Die Aussage, dass eine weitere Welle von Aufständen bevorsteht, bedeutet nicht, dass man einer deterministischen Sicht der Geschichte anhängt, in der die rechte Seite unweigerlich triumphiert. Weit gefehlt. Aufstände werden kommen, und wenn sie kommen, können sie die bestehenden Ordnungen auf eine Weise erschüttern, wie es 2011 nicht der Fall war.
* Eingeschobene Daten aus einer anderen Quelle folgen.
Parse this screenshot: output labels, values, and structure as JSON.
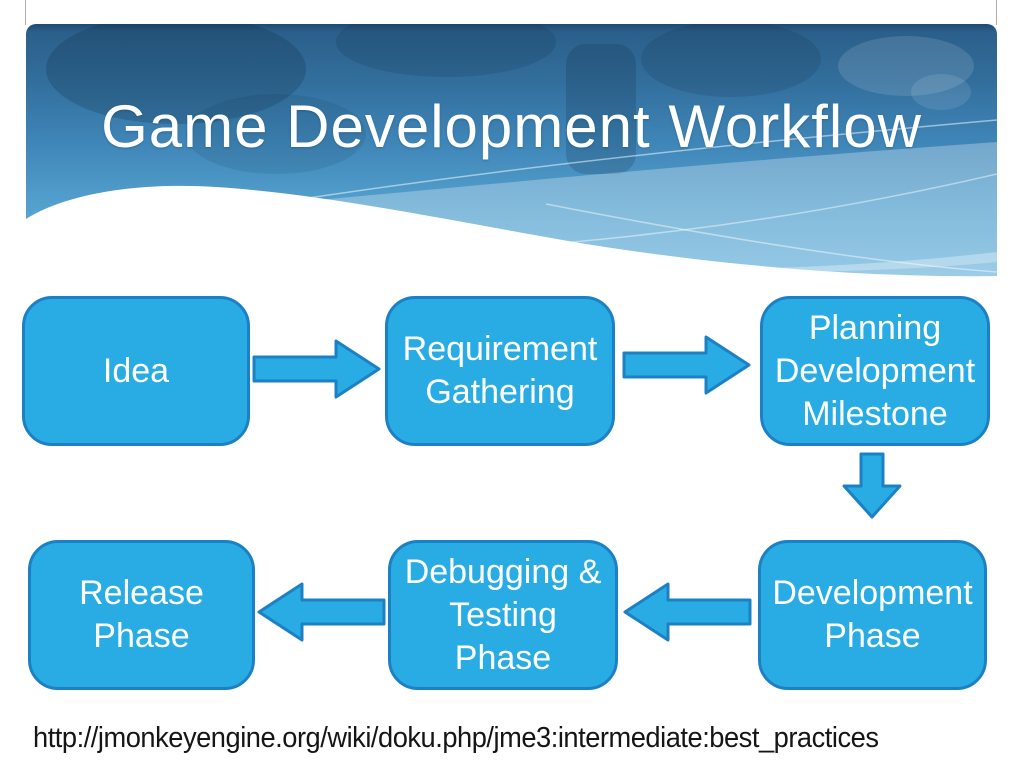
{
  "slide": {
    "title": "Game Development Workflow",
    "footer_url": "http://jmonkeyengine.org/wiki/doku.php/jme3:intermediate:best_practices",
    "colors": {
      "banner_top": "#2B5F8A",
      "banner_mid": "#3F86B8",
      "banner_bottom": "#6FB6DE",
      "box_fill": "#29ACE3",
      "box_border": "#1C80C4",
      "box_text": "#FFFFFF",
      "footer_text": "#151515"
    }
  },
  "flowchart": {
    "boxes": [
      {
        "id": "idea",
        "label": "Idea"
      },
      {
        "id": "requirement-gathering",
        "label": "Requirement\nGathering"
      },
      {
        "id": "planning-development-milestone",
        "label": "Planning\nDevelopment\nMilestone"
      },
      {
        "id": "development-phase",
        "label": "Development\nPhase"
      },
      {
        "id": "debugging-testing-phase",
        "label": "Debugging &\nTesting\nPhase"
      },
      {
        "id": "release-phase",
        "label": "Release\nPhase"
      }
    ],
    "arrows": [
      {
        "from": "idea",
        "to": "requirement-gathering",
        "direction": "right"
      },
      {
        "from": "requirement-gathering",
        "to": "planning-development-milestone",
        "direction": "right"
      },
      {
        "from": "planning-development-milestone",
        "to": "development-phase",
        "direction": "down"
      },
      {
        "from": "development-phase",
        "to": "debugging-testing-phase",
        "direction": "left"
      },
      {
        "from": "debugging-testing-phase",
        "to": "release-phase",
        "direction": "left"
      }
    ]
  }
}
Aber trotz des enormen ungenutzten Potenzials der jungen Bevölkerung des Nahen Ostens gibt es wenig Grund zur Hoffnung, was die Aussichten des Nahen Ostens betrifft. Auch der Amtsantritt des neuen Präsidenten Joe Biden wird keine einfache, automatische Neuausrichtung mit sich bringen. Die von Trump vermittelte Achse aus Golfstaaten und Israel wird sich wahrscheinlich jeder schrittweisen Änderung der US-Politik widersetzen. Der Iran wird den Zusagen der USA in nächster Zeit nicht trauen. Zerstörte Staaten werden nicht leicht wieder aufgebaut werden können. Die Flüchtlinge werden nicht so schnell zurückkehren. Dschihadistische Aufstände werden weiterhin Wege finden, sich zu regenerieren. Wenn wir aus dem Jahr 2011 keine andere Lektion gelernt haben, dann die, dass der Nahe Osten weit jenseits der Fähigkeit einer äußeren Macht liegt, ihn zu kontrollieren.